Posted on August 7, 2010 by Trevor

Appeared in North Shore News – August 6, 2010

Smiles and stings of a summer day:

“This will only take a minute,” said the pert Asian woman as she seized me by my metaphorical lapels. Right: Sixty seconds later I was $15 poorer.

This occurred at a sidewalk sale near Capilano Mall’s food court. The woman expertly sized me up as an easy mark.

In a trice, a very small amount of time, she was rubbing a dark substance on my hand — mud soap made from Israel’s Dead Sea.

“It cleans more than other soaps and helps with sunburn,” she said. Why the Dead Sea should disgorge mud of special properties was and remains a mystery to me.

A further mystery is how my feet carried me to the cash drawer. I don’t recall moving them.

“That’ll be $20,” said Supersaleswoman, able to leap tall buyers’ resistance at a single bound, “but for seniors it’s $15.” Gee, I didn’t think it showed.

It was worth $15 to watch a really slick operator at work. Not that I’ll be back.

–

West Van town hall’s proposal for a massive seven-storey old folks’ home on the Wetmore site is surely headed for one hell of a fight.

Residents of the pleasant houses across from the tiny park beside the site would yearn for the days when the Wetmore Volkswagen dealership was their only obstacle to sun and sea. The proposed edifice will nibble away at the park too — named John Richardson Park, who knew?

The deal is for a 125-year lease. That’s essentially selling the land (and at a price sure to be seen as glass beads in years to come). By 2135 even Coun. Bill Soprovich could be weary of topping the polls and safely retired.

Bob Sokol, West Vancouver’s director of planning, lands and permits, concedes that there is “some concern about the height of the building.” Yeah, there would be that.

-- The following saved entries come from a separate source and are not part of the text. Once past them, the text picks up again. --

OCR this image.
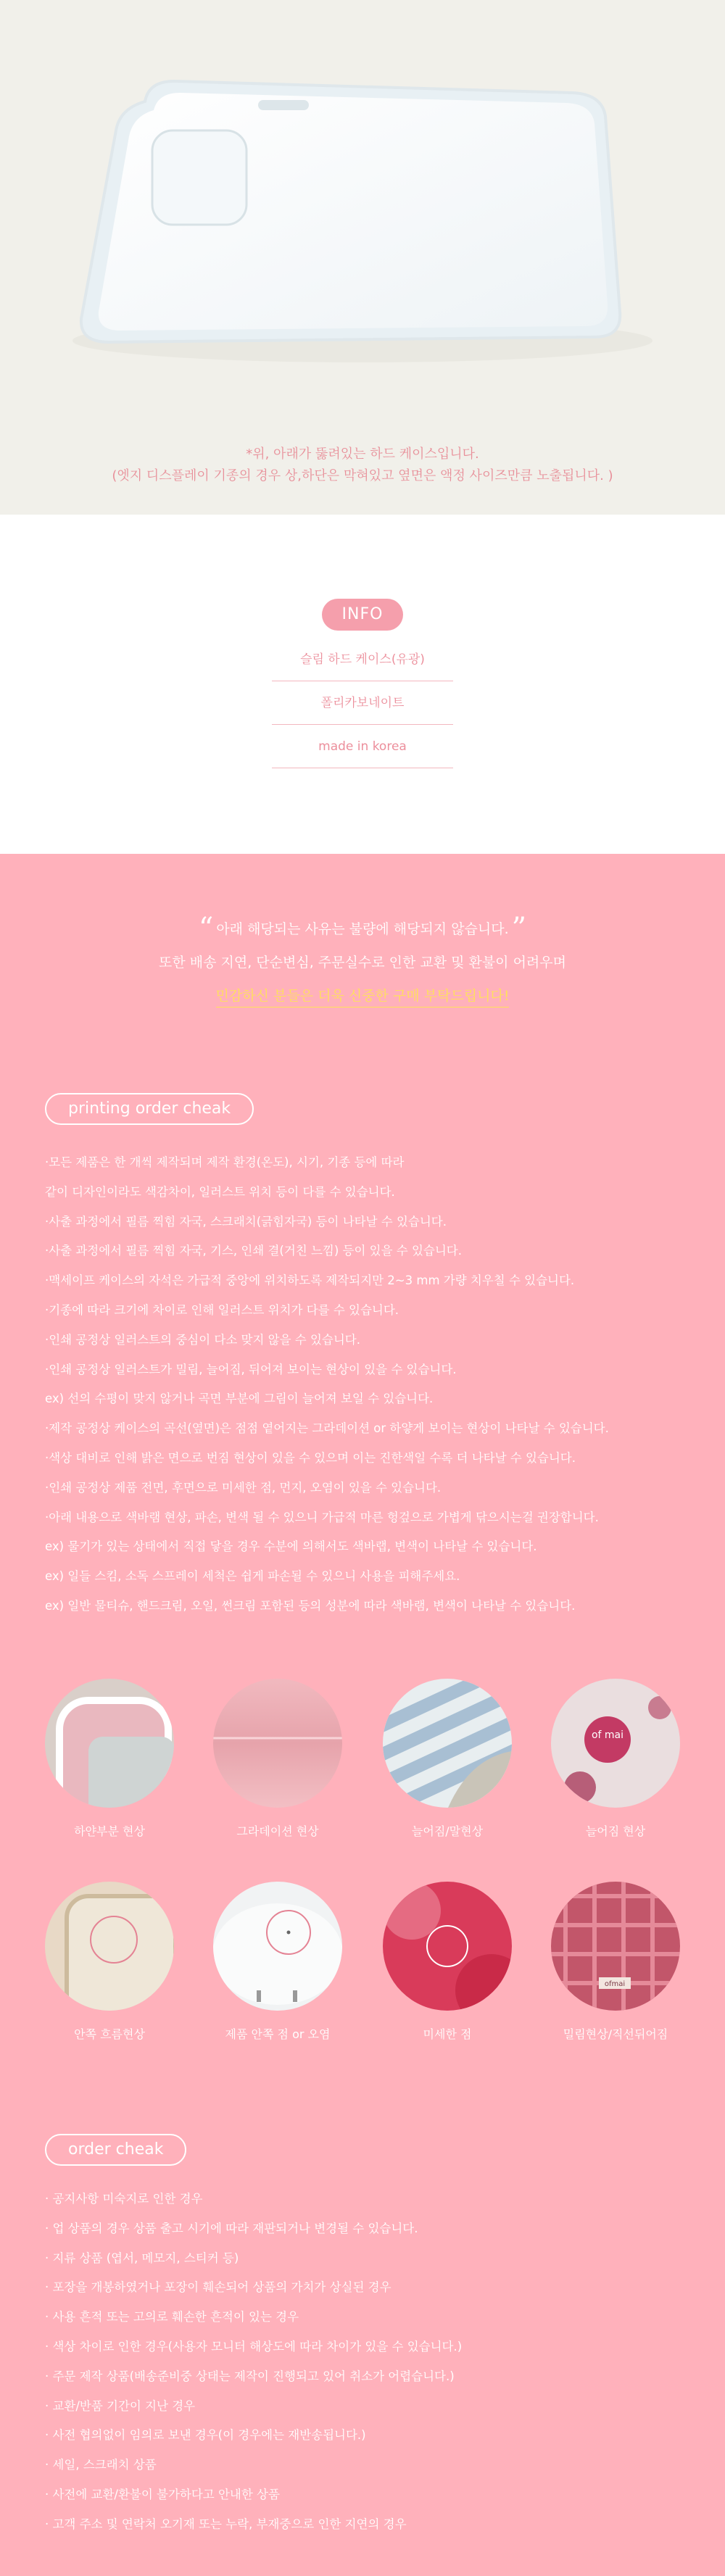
*위, 아래가 뚫려있는 하드 케이스입니다.
(엣지 디스플레이 기종의 경우 상,하단은 막혀있고 옆면은 액정 사이즈만큼 노출됩니다. )
INFO
슬림 하드 케이스(유광)
폴리카보네이트
made in korea
“ 아래 해당되는 사유는 불량에 해당되지 않습니다. ”
또한 배송 지연, 단순변심, 주문실수로 인한 교환 및 환불이 어려우며
민감하신 분들은 더욱 신중한 구매 부탁드립니다!
printing order cheak
·모든 제품은 한 개씩 제작되며 제작 환경(온도), 시기, 기종 등에 따라
같이 디자인이라도 색감차이, 일러스트 위치 등이 다를 수 있습니다.
·사출 과정에서 필름 찍힘 자국, 스크래치(긁힘자국) 등이 나타날 수 있습니다.
·사출 과정에서 필름 찍힘 자국, 기스, 인쇄 결(거친 느낌) 등이 있을 수 있습니다.
·맥세이프 케이스의 자석은 가급적 중앙에 위치하도록 제작되지만 2~3 mm 가량 치우칠 수 있습니다.
·기종에 따라 크기에 차이로 인해 일러스트 위치가 다를 수 있습니다.
·인쇄 공정상 일러스트의 중심이 다소 맞지 않을 수 있습니다.
·인쇄 공정상 일러스트가 밀림, 늘어짐, 뒤어져 보이는 현상이 있을 수 있습니다.
ex) 선의 수평이 맞지 않거나 곡면 부분에 그림이 늘어져 보일 수 있습니다.
·제작 공정상 케이스의 곡선(옆면)은 점점 옅어지는 그라데이션 or 하얗게 보이는 현상이 나타날 수 있습니다.
·색상 대비로 인해 밝은 면으로 번짐 현상이 있을 수 있으며 이는 진한색일 수록 더 나타날 수 있습니다.
·인쇄 공정상 제품 전면, 후면으로 미세한 점, 먼지, 오염이 있을 수 있습니다.
·아래 내용으로 색바램 현상, 파손, 변색 될 수 있으니 가급적 마른 헝겊으로 가볍게 닦으시는걸 권장합니다.
ex) 물기가 있는 상태에서 직접 닿을 경우 수분에 의해서도 색바랩, 변색이 나타날 수 있습니다.
ex) 일들 스킴, 소독 스프레이 세척은 쉽게 파손될 수 있으니 사용을 피해주세요.
ex) 일반 물티슈, 핸드크림, 오일, 썬크림 포함된 등의 성분에 따라 색바램, 변색이 나타날 수 있습니다.
하얀부분 현상	그라데이션 현상	늘어짐/말현상
of mai
늘어짐 현상
안쪽 흐름현상	제품 안쪽 점 or 오염	미세한 점
ofmai
밀림현상/직선뒤어짐
order cheak
· 공지사항 미숙지로 인한 경우
· 업 상품의 경우 상품 출고 시기에 따라 재판되거나 변경될 수 있습니다.
· 지류 상품 (엽서, 메모지, 스티커 등)
· 포장을 개봉하였거나 포장이 훼손되어 상품의 가치가 상실된 경우
· 사용 흔적 또는 고의로 훼손한 흔적이 있는 경우
· 색상 차이로 인한 경우(사용자 모니터 해상도에 따라 차이가 있을 수 있습니다.)
· 주문 제작 상품(배송준비중 상태는 제작이 진행되고 있어 취소가 어렵습니다.)
· 교환/반품 기간이 지난 경우
· 사전 협의없이 임의로 보낸 경우(이 경우에는 재반송됩니다.)
· 세일, 스크래치 상품
· 사전에 교환/환불이 불가하다고 안내한 상품
· 고객 주소 및 연락처 오기재 또는 누락, 부재중으로 인한 지연의 경우
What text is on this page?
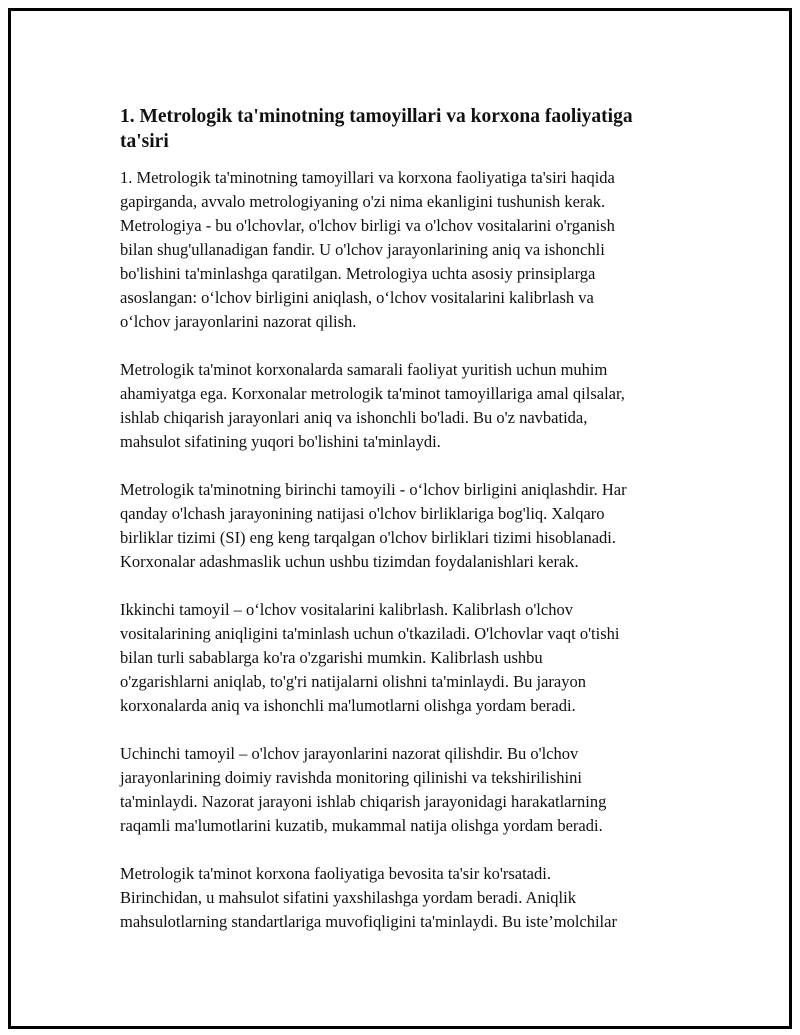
1. Metrologik ta'minotning tamoyillari va korxona faoliyatiga
ta'siri

1. Metrologik ta'minotning tamoyillari va korxona faoliyatiga ta'siri haqida
gapirganda, avvalo metrologiyaning o'zi nima ekanligini tushunish kerak.
Metrologiya - bu o'lchovlar, o'lchov birligi va o'lchov vositalarini o'rganish
bilan shug'ullanadigan fandir. U o'lchov jarayonlarining aniq va ishonchli
bo'lishini ta'minlashga qaratilgan. Metrologiya uchta asosiy prinsiplarga
asoslangan: o‘lchov birligini aniqlash, o‘lchov vositalarini kalibrlash va
o‘lchov jarayonlarini nazorat qilish.

Metrologik ta'minot korxonalarda samarali faoliyat yuritish uchun muhim
ahamiyatga ega. Korxonalar metrologik ta'minot tamoyillariga amal qilsalar,
ishlab chiqarish jarayonlari aniq va ishonchli bo'ladi. Bu o'z navbatida,
mahsulot sifatining yuqori bo'lishini ta'minlaydi.

Metrologik ta'minotning birinchi tamoyili - o‘lchov birligini aniqlashdir. Har
qanday o'lchash jarayonining natijasi o'lchov birliklariga bog'liq. Xalqaro
birliklar tizimi (SI) eng keng tarqalgan o'lchov birliklari tizimi hisoblanadi.
Korxonalar adashmaslik uchun ushbu tizimdan foydalanishlari kerak.

Ikkinchi tamoyil – o‘lchov vositalarini kalibrlash. Kalibrlash o'lchov
vositalarining aniqligini ta'minlash uchun o'tkaziladi. O'lchovlar vaqt o'tishi
bilan turli sabablarga ko'ra o'zgarishi mumkin. Kalibrlash ushbu
o'zgarishlarni aniqlab, to'g'ri natijalarni olishni ta'minlaydi. Bu jarayon
korxonalarda aniq va ishonchli ma'lumotlarni olishga yordam beradi.

Uchinchi tamoyil – o'lchov jarayonlarini nazorat qilishdir. Bu o'lchov
jarayonlarining doimiy ravishda monitoring qilinishi va tekshirilishini
ta'minlaydi. Nazorat jarayoni ishlab chiqarish jarayonidagi harakatlarning
raqamli ma'lumotlarini kuzatib, mukammal natija olishga yordam beradi.

Metrologik ta'minot korxona faoliyatiga bevosita ta'sir ko'rsatadi.
Birinchidan, u mahsulot sifatini yaxshilashga yordam beradi. Aniqlik
mahsulotlarning standartlariga muvofiqligini ta'minlaydi. Bu iste’molchilar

Town hall is collaborating in the old developers’ game of proposing the outrageous, retreating to the objectionable, and with the fall-back plan that they hide all along — probably a four-storey complex. “See, we listened to the public.”

–

The City of North Vancouver has let loose a grandiose plan to build new cultural edifices with money it hasn’t got. I didn’t think the summer has been that hot. Unless there’s another explanation for the lunacy.

Actually, there’s a lot of it going around. There’s the Vancouver Art Gallery’s determination to quit its Georgia Street quarters for new digs across from the post office costing $350 million. Predictably, the “art community” rapturously supports this folly. “Communities” are always behind projects paid for by taxpayers.

The VAG pleads it has no room to display 10,000 paintings in its crowded vaults. I challenge it to refute this: At least 9,000 aren’t worth showing. That’s why only the spiders see them.

The truth is that art galleries are in show biz and desperate for money. We are so spoiled, certainly in “world-class” Vancouver and “centre of the world” Toronto, that only the artistic equivalent of a bases-loaded home run in the last inning of the World Series is a draw.

Merely competent or even very good paintings don’t cut it. Curators exist to package paintings of themes or eras (Old Masters, impressionists, Group of Seven, American realists etc.) and export them, sprinkled with a few famous works that can be hyped. Leonardo da Vinci’s doodles are a sure sell anywhere.

Back to the city’s fantasies. Under the clever head North Van Seeks Cultural Revolution, Benjamin Alldritt reports in this paper that the three occupants of “the elderly and quirky Presentation House complex” would get new, separate quarters. Cost: at least $43.5 million.

The turn head, as we say in the newspaper biz, smartly lets the air out of this balloon: City Does not Have the Money for Plan’s Costs. City finance director Isabel Gordon acknowledges that it will “take a very long time to save up” for these entities.

Extra, extra, read all about it! Governments are broke. Taxpayers are hammered. Personal debt is a mountain. We’ve lived beyond our means for decades. Make do!

In another part of the lunacy: Reroofing BC Place will officially cost (don’t believe it) $458 million. The temporary, open-to-the-elements Empire Field stadium was stuck together for just $15 million — and B.C. Lions fans love it.

–

North Vancouver’s Ralph Bower, retired Vancouver Sun photographer known for creative odd-ball shots, and a great habitué of the track — for years he was the Sun’s handicapper styled “Railbird” — was at Hastings Park last Saturday.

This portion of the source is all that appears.